# Sleep and Dreams > General Dream Discussion > Dream Interpretation >  >  david beckham

## ro-55

hi i had a dream that david beckham was my friend, it felt quite real , what does this mean?

----------


## Chameleon

::roll:: 

It means that you and David are buddies in another reality.  He admires your footballing skills and has learnt much from you in the other dimension.  Whilst you might not remember fully your friendship there, he does.  Next time you watch him play football, see if he gives you a secretive wink or nod.  

 ::roll:: 

Cham

----------


## unclesirbob

Well the dream could mean lots of things. It could be about someone like david beckham in real life. A person who is super cool and famous within your life. Possibly not quite as famous but someone intimidating or well dressed. 

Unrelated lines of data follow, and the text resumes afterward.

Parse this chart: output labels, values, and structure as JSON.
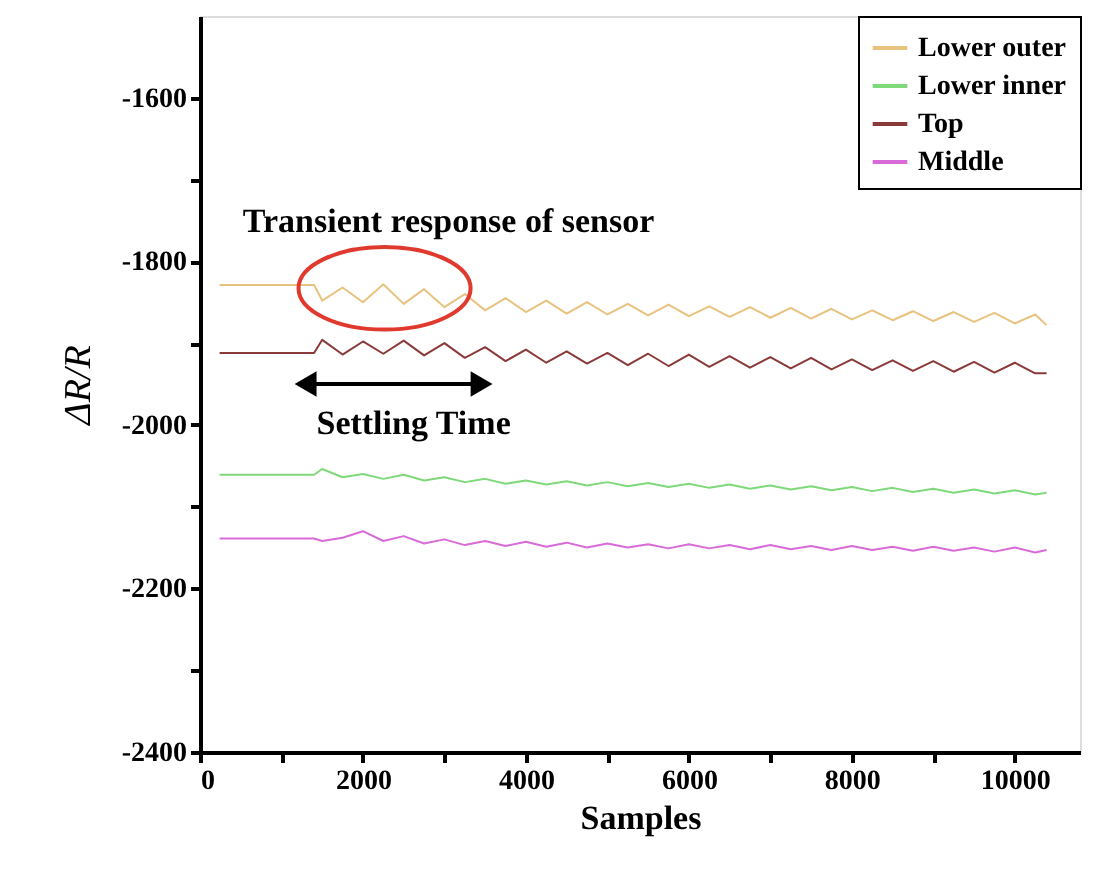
{
  "chart_data": {
    "type": "line",
    "xlabel": "Samples",
    "ylabel": "ΔR/R",
    "x": [
      240,
      1400,
      1500,
      1750,
      2000,
      2250,
      2500,
      2750,
      3000,
      3250,
      3500,
      3750,
      4000,
      4250,
      4500,
      4750,
      5000,
      5250,
      5500,
      5750,
      6000,
      6250,
      6500,
      6750,
      7000,
      7250,
      7500,
      7750,
      8000,
      8250,
      8500,
      8750,
      9000,
      9250,
      9500,
      9750,
      10000,
      10250,
      10390
    ],
    "series": [
      {
        "name": "Lower outer",
        "color": "#e8c27f",
        "values": [
          -1829,
          -1829,
          -1848,
          -1832,
          -1850,
          -1828,
          -1852,
          -1834,
          -1856,
          -1840,
          -1860,
          -1845,
          -1862,
          -1848,
          -1864,
          -1850,
          -1865,
          -1852,
          -1866,
          -1853,
          -1867,
          -1855,
          -1868,
          -1856,
          -1869,
          -1857,
          -1870,
          -1858,
          -1871,
          -1860,
          -1872,
          -1861,
          -1873,
          -1862,
          -1874,
          -1863,
          -1876,
          -1865,
          -1878
        ]
      },
      {
        "name": "Lower inner",
        "color": "#7fd97a",
        "values": [
          -2061,
          -2061,
          -2054,
          -2064,
          -2060,
          -2066,
          -2061,
          -2068,
          -2064,
          -2070,
          -2066,
          -2072,
          -2068,
          -2073,
          -2069,
          -2074,
          -2070,
          -2075,
          -2071,
          -2076,
          -2072,
          -2077,
          -2073,
          -2078,
          -2074,
          -2079,
          -2075,
          -2080,
          -2076,
          -2081,
          -2077,
          -2082,
          -2078,
          -2083,
          -2079,
          -2084,
          -2080,
          -2085,
          -2083
        ]
      },
      {
        "name": "Top",
        "color": "#8b3a3a",
        "values": [
          -1912,
          -1912,
          -1896,
          -1914,
          -1898,
          -1913,
          -1897,
          -1915,
          -1900,
          -1918,
          -1905,
          -1922,
          -1908,
          -1924,
          -1910,
          -1925,
          -1912,
          -1927,
          -1913,
          -1928,
          -1914,
          -1929,
          -1916,
          -1930,
          -1917,
          -1931,
          -1918,
          -1932,
          -1920,
          -1933,
          -1921,
          -1934,
          -1922,
          -1935,
          -1923,
          -1936,
          -1924,
          -1937,
          -1937
        ]
      },
      {
        "name": "Middle",
        "color": "#d86bd8",
        "values": [
          -2139,
          -2139,
          -2142,
          -2138,
          -2130,
          -2142,
          -2136,
          -2145,
          -2140,
          -2147,
          -2142,
          -2148,
          -2143,
          -2149,
          -2144,
          -2150,
          -2145,
          -2150,
          -2146,
          -2151,
          -2146,
          -2151,
          -2147,
          -2152,
          -2147,
          -2152,
          -2148,
          -2153,
          -2148,
          -2153,
          -2149,
          -2154,
          -2149,
          -2154,
          -2150,
          -2155,
          -2150,
          -2156,
          -2153
        ]
      }
    ],
    "xlim": [
      0,
      10800
    ],
    "ylim": [
      -2400,
      -1500
    ],
    "xticks": [
      0,
      {
        "value": 1000,
        "label": null
      },
      2000,
      {
        "value": 3000,
        "label": null
      },
      4000,
      {
        "value": 5000,
        "label": null
      },
      6000,
      {
        "value": 7000,
        "label": null
      },
      8000,
      {
        "value": 9000,
        "label": null
      },
      10000
    ],
    "yticks": [
      -2400,
      {
        "value": -2300,
        "label": null
      },
      -2200,
      {
        "value": -2100,
        "label": null
      },
      -2000,
      {
        "value": -1900,
        "label": null
      },
      -1800,
      {
        "value": -1700,
        "label": null
      },
      -1600
    ],
    "annotations": [
      {
        "text": "Transient response of sensor",
        "x": 2265,
        "y": -1833
      },
      "Settling Time"
    ],
    "legend": "top right",
    "grid": false,
    "marker": "none",
    "line_style": "solid"
  }
}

Did you meet someone very famous or important the day before? Are you due to meet them today? 

Ask little questions like that. But reallty dreams can have many meanings. 

------------------------
In order to understand dreams you need to understand neural networks. Neural networks are how the brain stores important information. The dream mind connects to something happening in your life by comparing it to something esle that has previously happened. Inreal life you may feel tired. So a dream connects to that event by comparing it to an event where you felt the same sensations. So your dream mind is saying "I felt as tired as I did when I was moving house".
These pages are especially helpful in showing you how to interpret dreams
http://www.unclesirbobby.org.uk/dreamessayhowtopost.php Interpreting dreams
http://www.unclesirbobby.org.uk/dreamessayhowto.php Triggers for dreams
http://www.unclesirbobby.org.uk/dreamessay.php Dream dictionary
-------------
http://www.scarboroughphotos.org.uk/...s/surfcity.php

----------


## ro-55

thanks for the feedback

----------